The rainbow pegasus pointed a faltering hoof toward the mouth of the Device. The Princess gave a gasp and raced towards the ghastly spectacle. A pond of blood covered the floor around the processing head. More blood glued horsehair and feathers all around the serrated hole. She came to scrambling halt at the scene, almost tripping. She picked a long, glistening feather off the wet concrete. She was stiff for a few seconds, but her eyes were wild. Dash noticed her mane was frazzled and limp, devoid of both its usual motion and sparkle.
Gauze Wrap approached her. "It's alright your majesty. By your wisdom, we have saved the world!"
In an uncharacteristic outburst, she screamed, "YOU IDIOT! WHAT HAVE YOU DONE?!"
Gauze Wrap was taken aback and speechless, leaving Dash to handle her. She wailed again, this time more plaintively, "WHAT HAVE YOU DONE?" Celestia trembled, and her dignified airs evaporated. "Oh shit, we're so screwed! I screwed up so much!"
"I… uh, he told us to do it," Dash explained. "The energy inside him… is just what we needed."
"WHAT?" Celestia reacted. "WHY, HARMONY, WHY WOULD YOU DO THAT?!" she screamed to the air, as if he might answer. She panted harder. Her light waned, and she began to gasp, this time for air and not from shock. "Shit Dash, if he told you to kill yourself…ungh," she started to scold, but her voice was mournful and afraid. "Don't you understand, our world doesn't go on without him. Oh, shit." She began to hyperventilate. "Dash, the sun—I can feel it! There isn't any light inside." With that she leaned against the machinery and began sinking down as her strength left her.
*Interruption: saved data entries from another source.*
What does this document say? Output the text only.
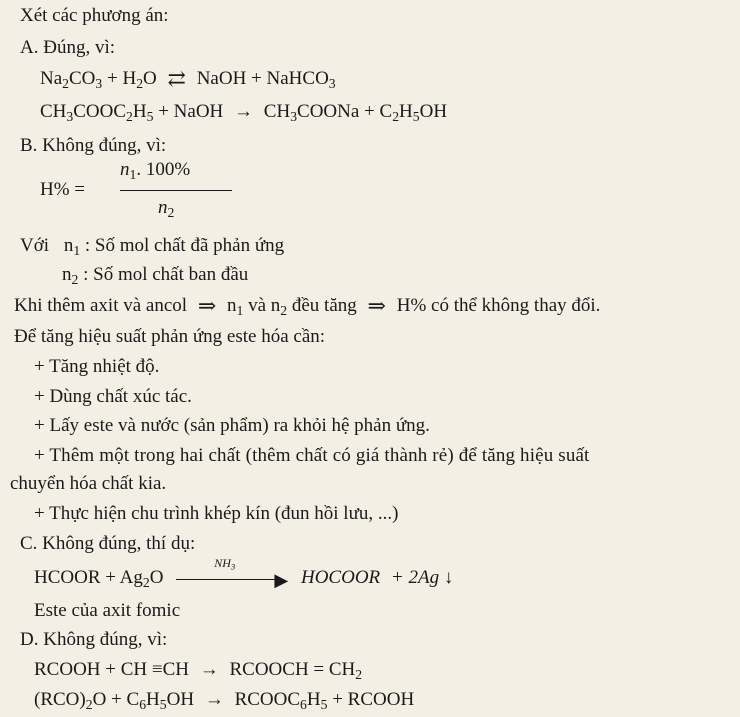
Xét các phương án:
A. Đúng, vì:
$Na_2CO_3 + H_2O$ ⇄ NaOH + NaHCO$_3$
$CH_3COOC_2H_5$ + NaOH → $CH_3COONa + C_2H_5OH$
B. Không đúng, vì:
H% =
$n_1$. 100%
$n_2$
Với $n_1$ : Số mol chất đã phản ứng
$n_2$ : Số mol chất ban đầu
Khi thêm axit và ancol ⇒ $n_1$ và $n_2$ đều tăng ⇒ H% có thể không thay đổi.
Để tăng hiệu suất phản ứng este hóa cần:
+ Tăng nhiệt độ.
+ Dùng chất xúc tác.
+ Lấy este và nước (sản phẩm) ra khỏi hệ phản ứng.
+ Thêm một trong hai chất (thêm chất có giá thành rẻ) để tăng hiệu suất
chuyển hóa chất kia.
+ Thực hiện chu trình khép kín (đun hồi lưu, ...)
C. Không đúng, thí dụ:
HCOOR + $Ag_2O$
$NH_3$
▶ HOCOOR + 2Ag ↓
Este của axit fomic
D. Không đúng, vì:
RCOOH + CH ≡CH → RCOOCH = $CH_2$
$(RCO)_2O + C_6H_5OH$ → $RCOOC_6H_5$ + RCOOH
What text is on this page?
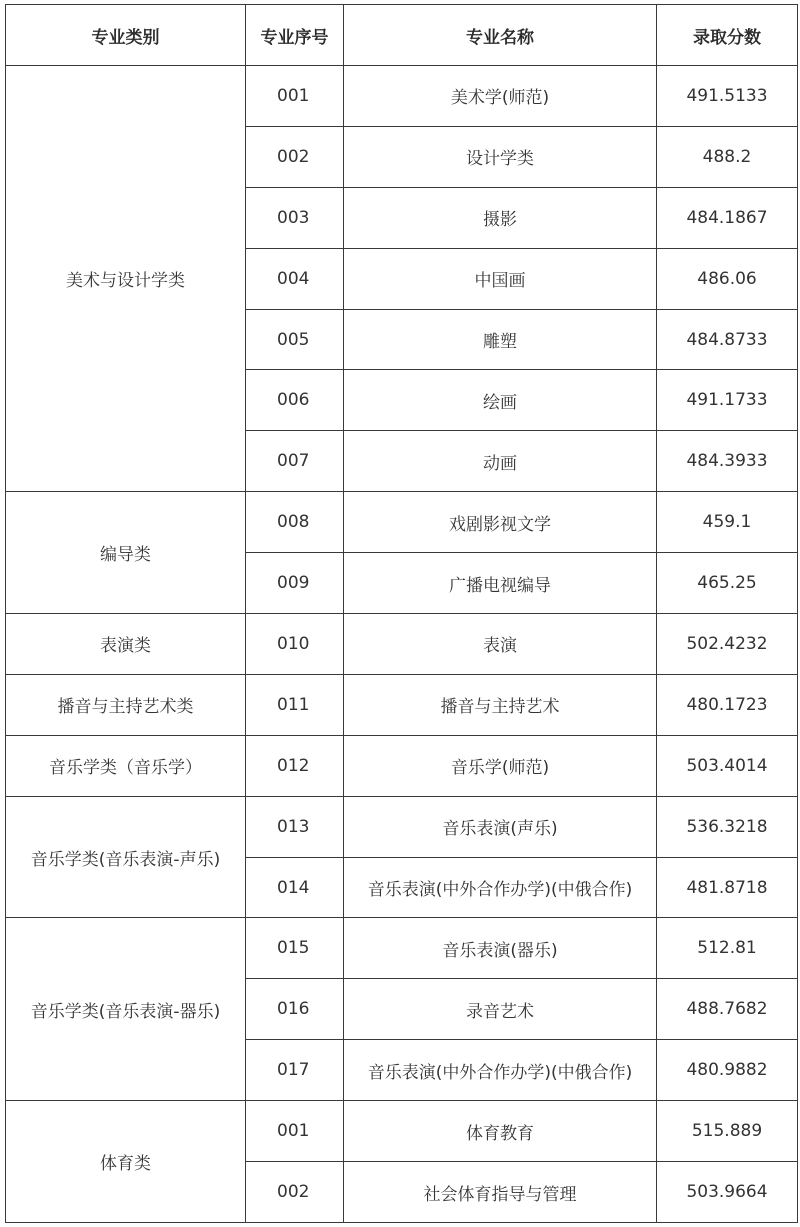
专业类别	专业序号	专业名称	录取分数
美术与设计学类	001	美术学(师范)	491.5133
	002	设计学类	488.2
	003	摄影	484.1867
	004	中国画	486.06
	005	雕塑	484.8733
	006	绘画	491.1733
	007	动画	484.3933
编导类	008	戏剧影视文学	459.1
	009	广播电视编导	465.25
表演类	010	表演	502.4232
播音与主持艺术类	011	播音与主持艺术	480.1723
音乐学类（音乐学）	012	音乐学(师范)	503.4014
音乐学类(音乐表演-声乐)	013	音乐表演(声乐)	536.3218
	014	音乐表演(中外合作办学)(中俄合作)	481.8718
音乐学类(音乐表演-器乐)	015	音乐表演(器乐)	512.81
	016	录音艺术	488.7682
	017	音乐表演(中外合作办学)(中俄合作)	480.9882
体育类	001	体育教育	515.889
	002	社会体育指导与管理	503.9664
It was true. It was darker outside the factory than inside the dim structure. Inside, red emergency lights were enough to cast crooked shadows behind all of the pipes and angles. Outside, the sun was dark, and the moon as well; no city lights were on either, since it was supposed to be daylight. With the earthquake and now the blackness, Equestria panicked.
In the midst of the confusion and hopelessness, one pony found clarity. Rainbow Dash echoed her own words back to herself. "He told us to do it… And he didn't want to destroy the world. I know it." How did she know? His eyes—that's what was in his eyes. It was pure and selfless compassion.